In France, les grandes ecoles are far more difficult to enter than universities and the graduates of these institutions are accorded higher status than those of universities.

The Ecole Polytechnique is roughly the equivalent of Cambridge and Imperial college and the Ecole Nationale d'Administration equates to Oxford or the LSE.

By the way, I am fed up with the false distinction between "academic" and "vocational". What is a medical doctor if not both? And professional engineers are surely “vocational” or but many of us have strings of O Levels, A levels and degrees far in advance of those achieved by teachers, lawyers, financial advisers, MPs etc.

The real distinction is between those who are more intelligent and/or able and those who are less so but, because of the distortions introduced by the City of London the rewards in Britain do not always reflect ability.

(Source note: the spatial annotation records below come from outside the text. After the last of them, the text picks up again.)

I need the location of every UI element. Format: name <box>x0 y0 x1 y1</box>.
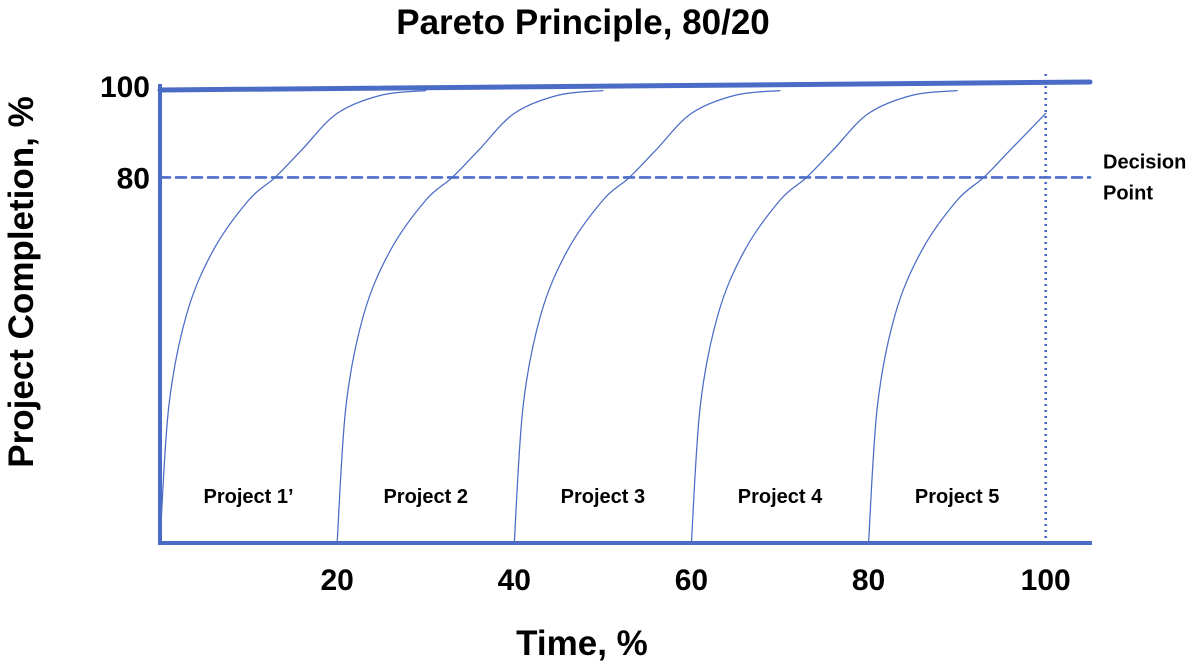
series-label-project-1: Project 1’ <box>204 486 294 508</box>
x-tick-label-100: 100 <box>1021 564 1071 597</box>
x-tick-label-40: 40 <box>498 564 531 597</box>
project-curve-4 <box>690 89 958 544</box>
decision-point-label-line-1: Decision <box>1103 151 1186 173</box>
tick-labels: 80 100 20 40 60 80 100 <box>100 71 1071 597</box>
series-label-project-2: Project 2 <box>383 486 467 508</box>
x-tick-label-80: 80 <box>852 564 885 597</box>
chart-title: Pareto Principle, 80/20 <box>396 3 770 42</box>
x-axis-label: Time, % <box>516 624 648 663</box>
series-label-project-5: Project 5 <box>915 486 999 508</box>
series-label-project-3: Project 3 <box>561 486 645 508</box>
decision-point-label-line-2: Point <box>1103 182 1153 204</box>
chart-axes <box>158 84 1092 545</box>
y-tick-label-80: 80 <box>117 162 150 195</box>
project-curves <box>159 89 1047 544</box>
project-curve-2 <box>336 89 604 544</box>
x-tick-label-20: 20 <box>320 564 353 597</box>
reference-lines <box>157 74 1093 543</box>
series-label-project-4: Project 4 <box>738 486 823 508</box>
x-tick-label-60: 60 <box>675 564 708 597</box>
y-axis-label: Project Completion, % <box>2 96 41 467</box>
project-curve-1 <box>159 89 427 544</box>
series-labels: Project 1’ Project 2 Project 3 Project 4 Pro… <box>204 486 1000 508</box>
project-curve-5 <box>867 112 1047 544</box>
annotations: Decision Point <box>1103 151 1186 204</box>
reference-line-100-percent <box>157 79 1093 93</box>
project-curve-3 <box>513 89 781 544</box>
y-tick-label-100: 100 <box>100 71 150 104</box>
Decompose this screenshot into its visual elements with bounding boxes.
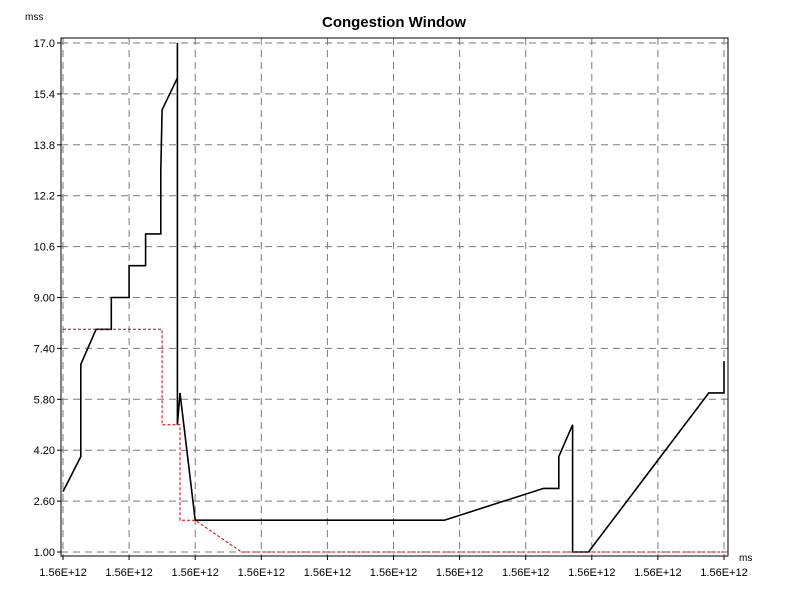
x-tick-label: 1.56E+12 — [700, 567, 747, 579]
y-tick-label: 17.0 — [34, 38, 55, 50]
y-tick-label: 1.00 — [34, 547, 55, 559]
chart-title: Congestion Window — [322, 14, 466, 31]
y-axis-unit-label: mss — [25, 12, 43, 23]
y-tick-label: 13.8 — [34, 140, 55, 152]
x-tick-label: 1.56E+12 — [105, 567, 152, 579]
x-tick-label: 1.56E+12 — [238, 567, 285, 579]
y-tick-label: 9.00 — [34, 293, 55, 305]
x-tick-label: 1.56E+12 — [568, 567, 615, 579]
y-tick-label: 2.60 — [34, 496, 55, 508]
plot-area-frame — [60, 37, 729, 557]
x-tick-label: 1.56E+12 — [502, 567, 549, 579]
x-tick-label: 1.56E+12 — [634, 567, 681, 579]
y-tick-label: 5.80 — [34, 394, 55, 406]
y-tick-label: 7.40 — [34, 343, 55, 355]
x-tick-label: 1.56E+12 — [304, 567, 351, 579]
y-tick-label: 15.4 — [34, 89, 55, 101]
y-tick-label: 4.20 — [34, 445, 55, 457]
x-tick-label: 1.56E+12 — [39, 567, 86, 579]
x-axis-unit-label: ms — [739, 553, 752, 564]
x-tick-label: 1.56E+12 — [436, 567, 483, 579]
series-line-threshold — [63, 328, 724, 553]
series-line-cwnd — [62, 43, 725, 553]
x-tick-label: 1.56E+12 — [370, 567, 417, 579]
x-tick-label: 1.56E+12 — [171, 567, 218, 579]
y-tick-label: 10.6 — [34, 242, 55, 254]
y-tick-label: 12.2 — [34, 191, 55, 203]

As someone who was on the New Deal program at A4e Edinburgh for 13-weeks in 2008 and, like most of the other claimants I knew, found the whole experience a complete waste of time. Typical new labour rubbish - 'one size fits all' mentality. At the end of the 13 weeks I emergerd even more depressed and more cynical than when I started the course - only to sign-on again. In fact there was a 62-year old man in my class who was one year off getting a company pension! Why on earth did the jobcentre refer him to the New Deal program in the first place. I don’t think many taxpayers fully realise just how many millions £ of public money is being wasted on the New Deal. And the Fexible New Deal (FND) which takes over lin October is supposed to address all the shortcomings of the old systems i.e. non-exitent training, overcrowding and lack of computers. Be interesting to see what really happens.